Thursday, June 29, 2017

This Day in Pop Culture for June 29

"Ratatouille" opened in theaters on June 29, 2007.

‘Ratatouille’ Open is Theaters

The eighth Disney/Pixar film, Ratatouille, opened in movie theaters on this day in 2007. Co-written and directed by Brad Bird, Ratatouille tells the story of a rat, Remy whose love for food was greater than the average rat, goes to great lengths to become a French chef with the help of a young garbage boy, Linguini. Production on this movie began in 2000 where the creators wanted to be as authentic as they could in regards to French cooking and the Paris backdrop. Bird had actually interned at Thomas Keller’s The French Laundry restaurant and some of the film’s crew visited Paris for inspiration. The movie crew also consulted with real chefs. During the movie’s opening weekend, it debuted at the #1 spot with $47 million which sound very impressive at first, but at the time, it was the lowest Pixar opening since A Bug’s Life. Ironically, in France, the film broke the record for the biggest debut of an animated film. Since then, Ratatouille has become the sixth highest grossing Pixar film. The animated movie won the Oscar for Best Animated Feature that year and was later developed into a theme park ride for Disneyland Paris. News has also been released that Disney is planning for a second theme park ride to be built in the Paris pavilion at Disney's EPCOT in Orlando, Florida.


Steve Wozniak tested the Apple I computer for the first time on June 29, 1975.

Steve Wozniak Tests the Apple 1

Steve Wozniak is credited as single-handedly creating both the Apple I and Apple II computers. On this day in 1975, he tested the first working prototype.
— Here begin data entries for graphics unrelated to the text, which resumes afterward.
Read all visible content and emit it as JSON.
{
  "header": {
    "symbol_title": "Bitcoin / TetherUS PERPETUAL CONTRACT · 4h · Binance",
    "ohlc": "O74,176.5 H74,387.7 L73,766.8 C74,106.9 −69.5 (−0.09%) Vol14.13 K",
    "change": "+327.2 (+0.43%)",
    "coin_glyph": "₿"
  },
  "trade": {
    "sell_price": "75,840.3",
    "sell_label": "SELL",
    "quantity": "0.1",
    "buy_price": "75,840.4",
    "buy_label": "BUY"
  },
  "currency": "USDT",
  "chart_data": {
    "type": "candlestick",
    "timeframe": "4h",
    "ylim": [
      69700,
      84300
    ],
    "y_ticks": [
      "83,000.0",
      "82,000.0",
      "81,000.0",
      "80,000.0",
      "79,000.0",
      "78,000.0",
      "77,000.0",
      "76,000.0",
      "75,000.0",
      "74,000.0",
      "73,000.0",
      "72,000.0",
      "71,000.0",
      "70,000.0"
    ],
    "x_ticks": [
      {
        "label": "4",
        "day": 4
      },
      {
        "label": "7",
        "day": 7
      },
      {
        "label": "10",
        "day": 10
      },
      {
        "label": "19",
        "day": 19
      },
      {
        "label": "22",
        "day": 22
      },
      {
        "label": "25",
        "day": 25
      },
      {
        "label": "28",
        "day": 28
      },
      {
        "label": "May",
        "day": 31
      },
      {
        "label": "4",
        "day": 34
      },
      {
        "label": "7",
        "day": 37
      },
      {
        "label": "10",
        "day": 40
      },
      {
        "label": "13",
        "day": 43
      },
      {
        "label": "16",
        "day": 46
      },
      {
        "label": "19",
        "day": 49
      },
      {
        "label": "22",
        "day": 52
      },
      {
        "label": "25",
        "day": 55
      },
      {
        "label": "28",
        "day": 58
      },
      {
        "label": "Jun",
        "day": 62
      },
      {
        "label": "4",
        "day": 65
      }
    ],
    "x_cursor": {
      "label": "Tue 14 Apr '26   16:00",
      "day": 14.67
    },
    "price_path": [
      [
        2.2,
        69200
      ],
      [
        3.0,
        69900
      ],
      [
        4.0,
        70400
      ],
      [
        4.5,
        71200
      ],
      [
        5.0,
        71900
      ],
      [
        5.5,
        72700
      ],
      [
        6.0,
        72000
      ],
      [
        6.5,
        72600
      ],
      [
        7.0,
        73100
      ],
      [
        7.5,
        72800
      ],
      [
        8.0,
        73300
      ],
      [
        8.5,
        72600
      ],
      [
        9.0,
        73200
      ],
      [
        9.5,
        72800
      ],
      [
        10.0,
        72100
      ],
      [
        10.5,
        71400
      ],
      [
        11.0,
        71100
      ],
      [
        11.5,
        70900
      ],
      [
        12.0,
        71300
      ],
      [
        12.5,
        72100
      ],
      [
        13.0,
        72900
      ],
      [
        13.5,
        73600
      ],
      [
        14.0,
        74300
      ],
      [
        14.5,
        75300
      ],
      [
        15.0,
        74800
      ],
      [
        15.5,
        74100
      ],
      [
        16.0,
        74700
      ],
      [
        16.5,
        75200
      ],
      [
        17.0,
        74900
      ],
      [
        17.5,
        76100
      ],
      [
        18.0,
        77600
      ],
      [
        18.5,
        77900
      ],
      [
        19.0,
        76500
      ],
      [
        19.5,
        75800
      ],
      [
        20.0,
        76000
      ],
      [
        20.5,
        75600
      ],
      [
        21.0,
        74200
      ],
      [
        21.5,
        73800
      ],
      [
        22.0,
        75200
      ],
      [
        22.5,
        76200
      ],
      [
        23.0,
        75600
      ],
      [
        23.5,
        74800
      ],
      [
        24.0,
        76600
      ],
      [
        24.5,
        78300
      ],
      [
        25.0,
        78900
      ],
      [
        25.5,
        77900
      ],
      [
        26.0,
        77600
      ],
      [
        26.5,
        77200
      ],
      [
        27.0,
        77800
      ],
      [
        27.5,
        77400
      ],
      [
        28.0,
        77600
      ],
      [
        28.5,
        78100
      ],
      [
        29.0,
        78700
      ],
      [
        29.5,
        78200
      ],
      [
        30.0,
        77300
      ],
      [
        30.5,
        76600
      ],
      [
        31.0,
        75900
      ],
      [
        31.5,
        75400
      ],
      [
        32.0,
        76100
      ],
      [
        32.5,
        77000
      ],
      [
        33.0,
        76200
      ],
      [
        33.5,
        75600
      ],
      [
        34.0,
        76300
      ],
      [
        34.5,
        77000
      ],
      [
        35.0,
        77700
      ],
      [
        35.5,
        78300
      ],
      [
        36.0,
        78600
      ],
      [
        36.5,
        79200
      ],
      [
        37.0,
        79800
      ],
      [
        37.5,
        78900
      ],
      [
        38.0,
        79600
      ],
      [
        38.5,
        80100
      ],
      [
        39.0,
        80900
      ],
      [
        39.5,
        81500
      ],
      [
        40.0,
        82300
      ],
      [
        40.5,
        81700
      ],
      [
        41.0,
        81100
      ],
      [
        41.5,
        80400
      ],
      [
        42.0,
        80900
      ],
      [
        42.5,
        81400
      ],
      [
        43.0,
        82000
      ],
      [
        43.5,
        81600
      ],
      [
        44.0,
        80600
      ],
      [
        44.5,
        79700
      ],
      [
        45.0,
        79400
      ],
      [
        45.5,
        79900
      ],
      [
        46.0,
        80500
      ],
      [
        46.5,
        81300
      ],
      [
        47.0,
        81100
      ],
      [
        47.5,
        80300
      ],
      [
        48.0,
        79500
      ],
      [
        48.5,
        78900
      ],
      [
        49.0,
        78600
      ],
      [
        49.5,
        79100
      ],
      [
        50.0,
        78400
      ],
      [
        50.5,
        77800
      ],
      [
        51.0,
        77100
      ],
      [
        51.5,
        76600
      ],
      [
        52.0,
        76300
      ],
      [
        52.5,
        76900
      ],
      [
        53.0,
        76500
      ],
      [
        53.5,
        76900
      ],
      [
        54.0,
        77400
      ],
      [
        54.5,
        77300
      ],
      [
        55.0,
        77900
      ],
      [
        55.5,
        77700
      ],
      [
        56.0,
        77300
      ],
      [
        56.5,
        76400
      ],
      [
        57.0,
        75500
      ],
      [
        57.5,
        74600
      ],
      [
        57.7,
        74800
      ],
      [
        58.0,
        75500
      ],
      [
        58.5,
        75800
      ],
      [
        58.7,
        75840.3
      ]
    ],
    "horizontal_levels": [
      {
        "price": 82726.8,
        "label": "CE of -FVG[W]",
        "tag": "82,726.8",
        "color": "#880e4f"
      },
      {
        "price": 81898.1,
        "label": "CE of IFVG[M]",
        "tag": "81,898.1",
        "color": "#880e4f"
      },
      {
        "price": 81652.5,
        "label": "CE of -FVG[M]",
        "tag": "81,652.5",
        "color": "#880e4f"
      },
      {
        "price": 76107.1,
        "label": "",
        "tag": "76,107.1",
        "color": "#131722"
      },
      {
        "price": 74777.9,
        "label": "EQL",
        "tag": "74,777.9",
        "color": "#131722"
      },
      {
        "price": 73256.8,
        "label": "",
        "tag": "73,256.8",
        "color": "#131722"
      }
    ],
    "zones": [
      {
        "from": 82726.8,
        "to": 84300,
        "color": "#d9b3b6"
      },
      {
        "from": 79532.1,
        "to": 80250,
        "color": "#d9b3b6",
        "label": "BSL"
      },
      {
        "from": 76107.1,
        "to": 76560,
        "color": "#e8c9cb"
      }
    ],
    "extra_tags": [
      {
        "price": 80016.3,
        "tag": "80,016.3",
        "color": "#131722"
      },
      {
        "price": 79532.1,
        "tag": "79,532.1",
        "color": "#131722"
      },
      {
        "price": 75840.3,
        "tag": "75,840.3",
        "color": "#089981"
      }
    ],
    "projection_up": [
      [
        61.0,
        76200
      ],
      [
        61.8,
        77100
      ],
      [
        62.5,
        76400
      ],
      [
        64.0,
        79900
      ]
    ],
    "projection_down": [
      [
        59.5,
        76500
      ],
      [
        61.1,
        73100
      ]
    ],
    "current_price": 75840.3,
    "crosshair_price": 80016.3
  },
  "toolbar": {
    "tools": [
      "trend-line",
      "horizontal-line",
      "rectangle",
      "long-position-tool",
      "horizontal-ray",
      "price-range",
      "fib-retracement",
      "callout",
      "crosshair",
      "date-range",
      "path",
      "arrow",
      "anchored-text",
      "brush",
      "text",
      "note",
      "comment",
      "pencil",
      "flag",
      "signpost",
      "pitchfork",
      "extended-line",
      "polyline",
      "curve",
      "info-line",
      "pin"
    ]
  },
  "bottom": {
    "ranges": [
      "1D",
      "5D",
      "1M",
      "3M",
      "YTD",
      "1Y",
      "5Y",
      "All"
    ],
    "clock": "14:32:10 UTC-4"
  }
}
What makes this significant is that this was the first time that a character displayed on a TV screen was generated by a home computer. In 1976, he and Steve Jobs formed Apple Computer and the Apple I sold for $666.66. It is said that Wozniak had no idea about the relation between the number and the mark of the beast, and said "I came up with [it] because I like repeating digits."